Tuesday, March 23, 2010

The Mona Lisa - Leonardo's Enigmatic Smile

*In 1956, US psychologist Leon Festinger became instantly famous by giving us "cognitive dissonance" - the theory that humans could not tolerate two conflicting perceptions; one would have to go!

Besides the possibility that Mona was probably Leonardo's lover and the fact that she has no eyebrows, she is also possibly one hell of a bitch because she presents a problem that begs to be answered by many men: "How does she know where I am?"

May I present - The Mona Lisa. Leonardo's enigmatic smile. A work of art that challenges our perceptions.

The Mona Lisa is a portrait where the object in the art is NOT supposed to be the point of view.

Looking at her eyes as she looks at me, I notice that I cannot focus on any particular eye whilst observing them as a pair.

Her gaze is directed at me but looking past me, to somewhere beyond. Each time I look at her eyes as if to engage her in conversation, I discover that I can never be far enough away from her or close enough to her. There seems not to be a place where her focal point meets my attention.

In fact, her gaze makes me feel uneasy.

It is not the uncomfortable feeling left by her knowing, cheeky smile and the false comfort it leaves, but the discomfort I feel because I am unable to focus on her gaze.

I keep flicking my eyes back and forth between her eyes as if trying to get her attention.

So I decide that the portrait delivers its message in two ways and for two different reasons. I am overwhelmed by the physical challenge and compromised by the mental perception of reality presented to me by her gaze.

Whilst watching her face I am almost hypnotized to dream, because my attention will never hold while I am so busy trying to get her attention. That is what is so enigmatic. The painting attracts me because I keep trying to get HER attention instead of giving her MINE.

To actually look at her face I need to try to locate the viewing triangle of body language - the familiar habit of looking at a person's face during conversation, that is, the inverted facial pyramid of eyes-nose-mouth.

But then I notice the unreality of the situation. I am trying to engage in dialogue with this woman and I am not able to get her attention. Does not this seem a strange way to look at a painting?

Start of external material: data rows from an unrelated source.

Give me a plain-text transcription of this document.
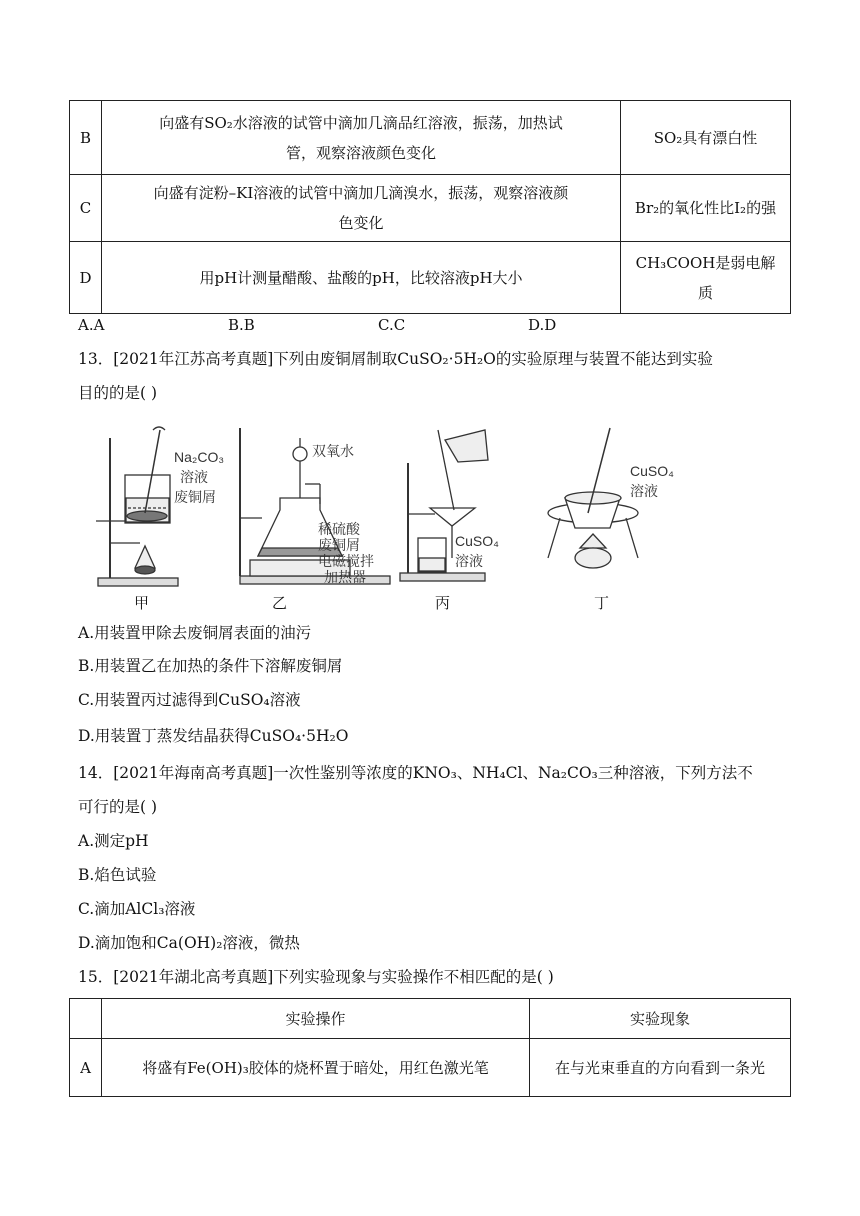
B	向盛有SO₂水溶液的试管中滴加几滴品红溶液，振荡，加热试
管，观察溶液颜色变化	SO₂具有漂白性

C	向盛有淀粉–KI溶液的试管中滴加几滴溴水，振荡，观察溶液颜
色变化	Br₂的氧化性比I₂的强

D	用pH计测量醋酸、盐酸的pH，比较溶液pH大小	CH₃COOH是弱电解
质
A.A	B.B	C.C	D.D
13．[2021年江苏高考真题]下列由废铜屑制取CuSO₂·5H₂O的实验原理与装置不能达到实验
目的的是( )
Na₂CO₃
溶液
废铜屑
双氧水
稀硫酸
废铜屑
电磁搅拌
加热器
CuSO₄
溶液
CuSO₄
溶液
甲	乙	丙	丁
A.用装置甲除去废铜屑表面的油污
B.用装置乙在加热的条件下溶解废铜屑
C.用装置丙过滤得到CuSO₄溶液
D.用装置丁蒸发结晶获得CuSO₄·5H₂O
14．[2021年海南高考真题]一次性鉴别等浓度的KNO₃、NH₄Cl、Na₂CO₃三种溶液，下列方法不
可行的是( )
A.测定pH
B.焰色试验
C.滴加AlCl₃溶液
D.滴加饱和Ca(OH)₂溶液，微热
15．[2021年湖北高考真题]下列实验现象与实验操作不相匹配的是( )
	实验操作	实验现象
A	将盛有Fe(OH)₃胶体的烧杯置于暗处，用红色激光笔	在与光束垂直的方向看到一条光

Yes it is, and that is exactly why Leonardo painted it like that - to compromise your sensibilities.

As I look at the portrait, I keep trying to get her attention, but the way she gazes back at me makes my eyeballs flick left and right as I constantly try to make eye contact.

By merely observing the portrait, I am drawn into a semi-conscious spiral of awareness that flips me back and forth between EMOTION and REACTION, and that demanding mental exercise continually threatens to break my concentration.

Which of course, begs the question. How did Leonardo paint the eyes to send such a powerful message?

The answer lies within the realm of geometry!

Here is how he did it!

The pair of eyes is actually composed of two pair of eyes. Each eye is seen as one of a pair, but not belonging to the pair in the painting. They belong to TWO pair of eyes but they do not belong with each other.

The portrait is painted as if the model posed twice, on each occasion looking in the same direction but with a different point of focus. It is as if she first looks at Leonardo and then focuses on a point just short of him, and then switches her gaze to focus on a point just past him.

The artist then composes the face as a left/right montage of the eyes.

The eyes seem to look in my direction but also seem to look neither beyond me or before me. The instant I try to discover how she is looking at me, my attention is diverted as I try to look for her point of view and and ask of just where or what is her focus.

I begin to feel that she is not quite looking at me and I become worried as to why I cannot seem to get her attention. In fact, the portrait has got my attention because the observer becomes the observed. It is the paradox of this point of view that my mind tries to reconcile.

It is impossible for me to be physically far enough from, or close enough to the portrait to be in a position to look at the focus in her pair of eyes.

The enigmatic smile is a puzzle, a conundrum. The perfect cognitive dissonance.

It confuses my perceptions and it prompts me to ask myself where I must be positioned to actually be within the focal distance of her gaze at the moment she sees me.

The question of the puzzle is to consider 'points of view' as perceived by the artist:

* The eyes seem to follow me because each of them is looking elsewhere.

* The difficulty of perception is that I cannot look at her or into her eyes as I would a live person and that she is purposely depicted in this manner.

* The observer must keep moving, physically and mentally, to or from the picture in order to meet her gaze (is she looking 'this' way or 'that' way)?

The method to solving the puzzle is:

* The observer must find the POSITION of the ARTIST as he was when he painted. That is, the exact place he was when he caught her focus.

The answer to the puzzle is another question:

* How far away from the picture hanging on the wall do I have to be to catch the gaze of both eyes simultaneously?

That is why the portrait is so small - Leonardo is observing HER catch HIS attention from a great distance.

The observer is me. I am the point of view and Mona Lisa is asking where I am!